Clearly, Sunset magazine knew what they were talking about.  I’m old, old as the hills.  I hate all of the new black male artists - they all sound exactly alike to me.  Plus, the attitudes, ick.  I miss Luther.  I hate the rapping - where’s the talent?  Eminem, while I’m not crazy about him, I can hear the talent.  The lyrics, the catchy choruses, etc.  Most of the rest, they just seem to be talking loudly in an odd rhythm.

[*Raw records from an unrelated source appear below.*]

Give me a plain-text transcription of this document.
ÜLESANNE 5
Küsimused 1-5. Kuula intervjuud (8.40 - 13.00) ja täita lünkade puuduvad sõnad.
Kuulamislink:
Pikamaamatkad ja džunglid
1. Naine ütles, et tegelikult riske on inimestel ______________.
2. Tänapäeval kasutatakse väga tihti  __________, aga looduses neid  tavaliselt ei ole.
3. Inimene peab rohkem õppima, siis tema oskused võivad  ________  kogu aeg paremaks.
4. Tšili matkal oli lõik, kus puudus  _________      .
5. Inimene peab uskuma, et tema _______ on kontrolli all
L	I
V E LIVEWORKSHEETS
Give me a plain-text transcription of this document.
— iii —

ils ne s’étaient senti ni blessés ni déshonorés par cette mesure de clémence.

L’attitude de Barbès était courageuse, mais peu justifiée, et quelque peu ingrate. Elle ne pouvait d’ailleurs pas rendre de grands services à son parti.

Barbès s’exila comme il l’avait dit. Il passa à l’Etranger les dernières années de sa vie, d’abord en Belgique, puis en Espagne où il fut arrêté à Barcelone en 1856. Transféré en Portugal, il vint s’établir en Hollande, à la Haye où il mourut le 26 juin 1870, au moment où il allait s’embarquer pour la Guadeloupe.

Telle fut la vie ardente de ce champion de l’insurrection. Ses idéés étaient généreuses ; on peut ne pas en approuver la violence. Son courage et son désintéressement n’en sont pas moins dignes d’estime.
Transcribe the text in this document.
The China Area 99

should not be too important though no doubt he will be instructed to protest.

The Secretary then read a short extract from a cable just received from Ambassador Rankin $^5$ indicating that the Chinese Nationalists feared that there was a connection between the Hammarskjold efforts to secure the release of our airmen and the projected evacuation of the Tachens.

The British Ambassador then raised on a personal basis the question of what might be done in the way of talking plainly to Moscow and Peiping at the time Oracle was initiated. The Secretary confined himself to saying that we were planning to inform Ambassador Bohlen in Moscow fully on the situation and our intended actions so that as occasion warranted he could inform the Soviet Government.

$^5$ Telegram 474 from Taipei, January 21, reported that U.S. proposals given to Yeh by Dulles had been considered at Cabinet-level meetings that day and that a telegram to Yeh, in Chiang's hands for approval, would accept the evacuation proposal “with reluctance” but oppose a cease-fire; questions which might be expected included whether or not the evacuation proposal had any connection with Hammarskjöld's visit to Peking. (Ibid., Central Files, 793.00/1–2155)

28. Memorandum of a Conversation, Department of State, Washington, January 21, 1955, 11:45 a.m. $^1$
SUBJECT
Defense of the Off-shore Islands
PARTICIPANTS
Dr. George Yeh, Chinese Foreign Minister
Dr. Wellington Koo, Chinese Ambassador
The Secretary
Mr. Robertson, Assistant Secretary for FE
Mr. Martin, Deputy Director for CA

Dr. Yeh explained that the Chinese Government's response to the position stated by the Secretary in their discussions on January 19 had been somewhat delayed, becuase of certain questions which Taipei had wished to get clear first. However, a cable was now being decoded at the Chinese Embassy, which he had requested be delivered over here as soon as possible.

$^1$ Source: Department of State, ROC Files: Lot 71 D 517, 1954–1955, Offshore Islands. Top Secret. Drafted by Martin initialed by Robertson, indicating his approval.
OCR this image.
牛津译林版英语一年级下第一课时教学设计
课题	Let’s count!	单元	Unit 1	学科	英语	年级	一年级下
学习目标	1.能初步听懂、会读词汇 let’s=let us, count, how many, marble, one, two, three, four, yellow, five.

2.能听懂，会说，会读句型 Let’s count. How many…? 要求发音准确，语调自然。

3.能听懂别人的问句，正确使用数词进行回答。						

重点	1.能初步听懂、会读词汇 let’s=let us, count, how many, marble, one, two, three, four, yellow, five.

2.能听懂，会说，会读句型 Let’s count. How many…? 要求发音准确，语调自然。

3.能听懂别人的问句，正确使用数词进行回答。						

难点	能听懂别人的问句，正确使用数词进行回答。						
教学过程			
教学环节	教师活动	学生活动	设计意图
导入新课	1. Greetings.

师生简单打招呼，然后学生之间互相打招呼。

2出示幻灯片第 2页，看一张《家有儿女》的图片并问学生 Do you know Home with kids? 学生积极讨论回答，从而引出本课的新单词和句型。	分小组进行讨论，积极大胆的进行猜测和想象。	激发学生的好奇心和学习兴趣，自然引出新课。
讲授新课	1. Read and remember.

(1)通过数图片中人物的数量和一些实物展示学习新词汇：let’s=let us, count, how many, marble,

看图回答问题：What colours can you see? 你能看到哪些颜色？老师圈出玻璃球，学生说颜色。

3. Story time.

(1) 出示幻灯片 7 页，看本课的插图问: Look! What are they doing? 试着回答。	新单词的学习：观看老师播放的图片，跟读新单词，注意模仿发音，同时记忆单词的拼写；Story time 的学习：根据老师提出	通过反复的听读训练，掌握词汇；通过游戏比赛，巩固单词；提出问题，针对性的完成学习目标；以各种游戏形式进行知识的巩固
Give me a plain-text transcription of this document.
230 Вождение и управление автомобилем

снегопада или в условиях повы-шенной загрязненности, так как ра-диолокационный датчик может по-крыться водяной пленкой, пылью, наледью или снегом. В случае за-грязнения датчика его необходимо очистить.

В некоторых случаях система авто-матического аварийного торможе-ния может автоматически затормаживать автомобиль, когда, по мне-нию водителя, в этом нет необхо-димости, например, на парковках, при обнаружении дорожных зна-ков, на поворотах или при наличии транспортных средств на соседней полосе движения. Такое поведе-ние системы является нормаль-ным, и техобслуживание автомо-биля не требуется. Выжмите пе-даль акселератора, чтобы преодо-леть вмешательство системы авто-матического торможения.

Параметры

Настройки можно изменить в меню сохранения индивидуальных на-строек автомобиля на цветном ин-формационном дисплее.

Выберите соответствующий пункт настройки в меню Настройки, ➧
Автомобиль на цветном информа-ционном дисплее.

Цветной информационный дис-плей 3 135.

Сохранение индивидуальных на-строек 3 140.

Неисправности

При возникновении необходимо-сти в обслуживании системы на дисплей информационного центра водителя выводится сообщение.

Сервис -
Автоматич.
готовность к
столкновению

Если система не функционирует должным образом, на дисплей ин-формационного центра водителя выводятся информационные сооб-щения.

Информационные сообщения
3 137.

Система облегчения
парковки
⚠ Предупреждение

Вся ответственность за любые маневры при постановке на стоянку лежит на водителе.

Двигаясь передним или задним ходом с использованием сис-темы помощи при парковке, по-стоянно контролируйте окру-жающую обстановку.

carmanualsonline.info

The Lynyrd Skyrnd stuff bored the crap out of me.  I think Gretchen Wilson is beyond overrated.  On the other hand, I LOVED Joss Stone.  She and Melissa did a great job on the Janis Joplin tribute.  I liked Green Day.  Cute dorky boys.  Marc Anthony always looks like he got up off his deathbed to do a show.  He’s scrawny and sickly looking.  Plus, he’s always sweaty and he looks like he stinks.  Jennifer Lopez looks like she aged about ten years since the big Ben & Jen Barbara Walters interview.

Hmmm, and Ellen with Portia de Rossi.  I wonder how long this one will last.  I like Ellen, but I so wouldn’t want to be in a relationship with her.  I’m sure she, Portia and my girlfriend are all grateful I’ve come to that important decision.

evening

Dream a Little Dream of Me

I’ve been having some weird dreams lately.  A couple of nights ago I dreamt that I had to take some escalator-like thing to get to another floor of some mansion I was staying in.  I needed to get to another floor.  The really weird part is that it turned into a rollercoaster, which I was on alone, without a seatbelt and it was named The Bag Lady Express.  I think I woke up because the speed of the rollercoaster felt like an elevator dropping.

At the beginning of that dream, I was with Matt (my neighbor) and I had to give little birds water out of my hand to save them.  I got the water out of fountains at the above-mentioned mansion.  I have no idea why I was there or what Matt was doing with me. 

My worst dream is one where I’m strapped down to my bed and I can’t move, but a friend of mine is standing in the doorway watching me and she won’t help.  It’s a really weird dream because it’s the only one I’ve ever had where I felt sure that I was awake...and I’ve had it twice.  I hope to never have it again - it was really creepy and scary and I woke up actually feeling where the straps were across me.